Dalam pergelaran Borobudur Writers and Cultural Festival 2019 yang akan dilaksanakan pada 21-23 November di Yogyakarta dan Candi Borobudur, Magelang, mengangkat tema pembacaan kembali tantrayana dan pantheisme dalam naskah-naskah kuno nusantara. Gelaran tahun ke-8 BWCF ini sekaligus memperingati jasa Romo Zoetmulder yang telah merintis jalan studi Jawa kuno dan topik pantheisme dalam khazanah suluk di Jawa. Dari penelitian Romo Zoet tersebut terpapar ajaran-ajaran luhur orang-orang dulu sungguh-sungguh mencari jawab atas kondisi eksistensialnya.

Naskah-naskah kuno merupakan aset tiada terkira berharganya mengenai pengetahuan, khususnya pengetahuan teologi Budha, Hindu, Islam, dan Kristen di wilayah Indonesia timur. Naskah kuno ini merekam pelbagai hal dari masa yang lampau teristimewa mengenai topik spiritual. Para manusia waskita zaman dulu tidak hanya menyusun sebuah laku spiritual yang mereka amalkan, tetapi juga menuliskannya di atas lontar kemudian dluwang pada masa berikutnya. Di atas lontar atau dluwang inilah generasi masa kini dapat memperoleh sumber primer berkenaan dengan spiritualitas di masa lampau.

Dalam wujud tulisan, generasi sekarang dapat memperoleh akses yang baik untuk meneguk pengetahuan masa lampau itu. Dengan penggabungan melalui pewarisan melalui lisan pula, sebagaimana masih terjadi di Bali, ajaran tantrayana akan terjaga terus dari satu generasi ke generasi berikutnya (lihat I Ketut Sandika, 2019). Adanya pewarisan lisan, orang tidak berjarak dengan ajaran tersebut. Sementara itu, dalam tulisan  menciptakan jarak permaknaan lantaran naskah ditulis pada masa yang berbeda dan sidang pembaca yang berbeda pula. Akibatnya, maksudnya menjadi berbeda pula. Dengan demikian, warisan tulisan dan lisan tentang spiritualitas di Nusantara sangat penting agar kekayaan kebudayaan ini tetap lestari ke generasi berikutnya.

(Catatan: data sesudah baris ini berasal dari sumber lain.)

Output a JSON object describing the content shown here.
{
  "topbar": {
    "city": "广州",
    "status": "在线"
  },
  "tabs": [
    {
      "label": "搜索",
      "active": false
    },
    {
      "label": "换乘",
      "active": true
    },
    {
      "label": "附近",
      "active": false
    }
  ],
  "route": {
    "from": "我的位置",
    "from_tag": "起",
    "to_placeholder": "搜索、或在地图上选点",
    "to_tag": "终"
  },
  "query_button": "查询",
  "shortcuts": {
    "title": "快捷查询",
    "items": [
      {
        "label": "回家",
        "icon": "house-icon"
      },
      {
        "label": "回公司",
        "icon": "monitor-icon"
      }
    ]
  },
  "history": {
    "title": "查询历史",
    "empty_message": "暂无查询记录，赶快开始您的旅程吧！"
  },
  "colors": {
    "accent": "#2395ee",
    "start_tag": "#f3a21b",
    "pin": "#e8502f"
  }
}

Pemahaman mendalam adanya tradisi spiritualitas di Nusantara, akan menimbulkan dampak yang luas dalam kehidupan sekarang ini. Pertama, spiritualitas pada dasarnya bersifat universal. Setiap manusia akan mengalami momen spiritualnya dalam kapasitas yang berbeda-beda. Karena itu, tidak perlu menyatakan keyakinannya lebih benar atas keyakinan lain, terlebih hal semacam ini dinyatakan di publik.

Kedua, sejak generasi terdahulu di Nusantara menempatkan spiritualitas sentral dalam kehidupan mereka. Sebuah keniscayaan hubungan yang harmonis dengan Tuhannya, haruslah terjalin hubungan yang harmonis dengan lingkungan sosialnya. Spiritualitas itu harus mengejawantah dalam laku keseharian dan mengilhami dalam wujud kehidupan nyata.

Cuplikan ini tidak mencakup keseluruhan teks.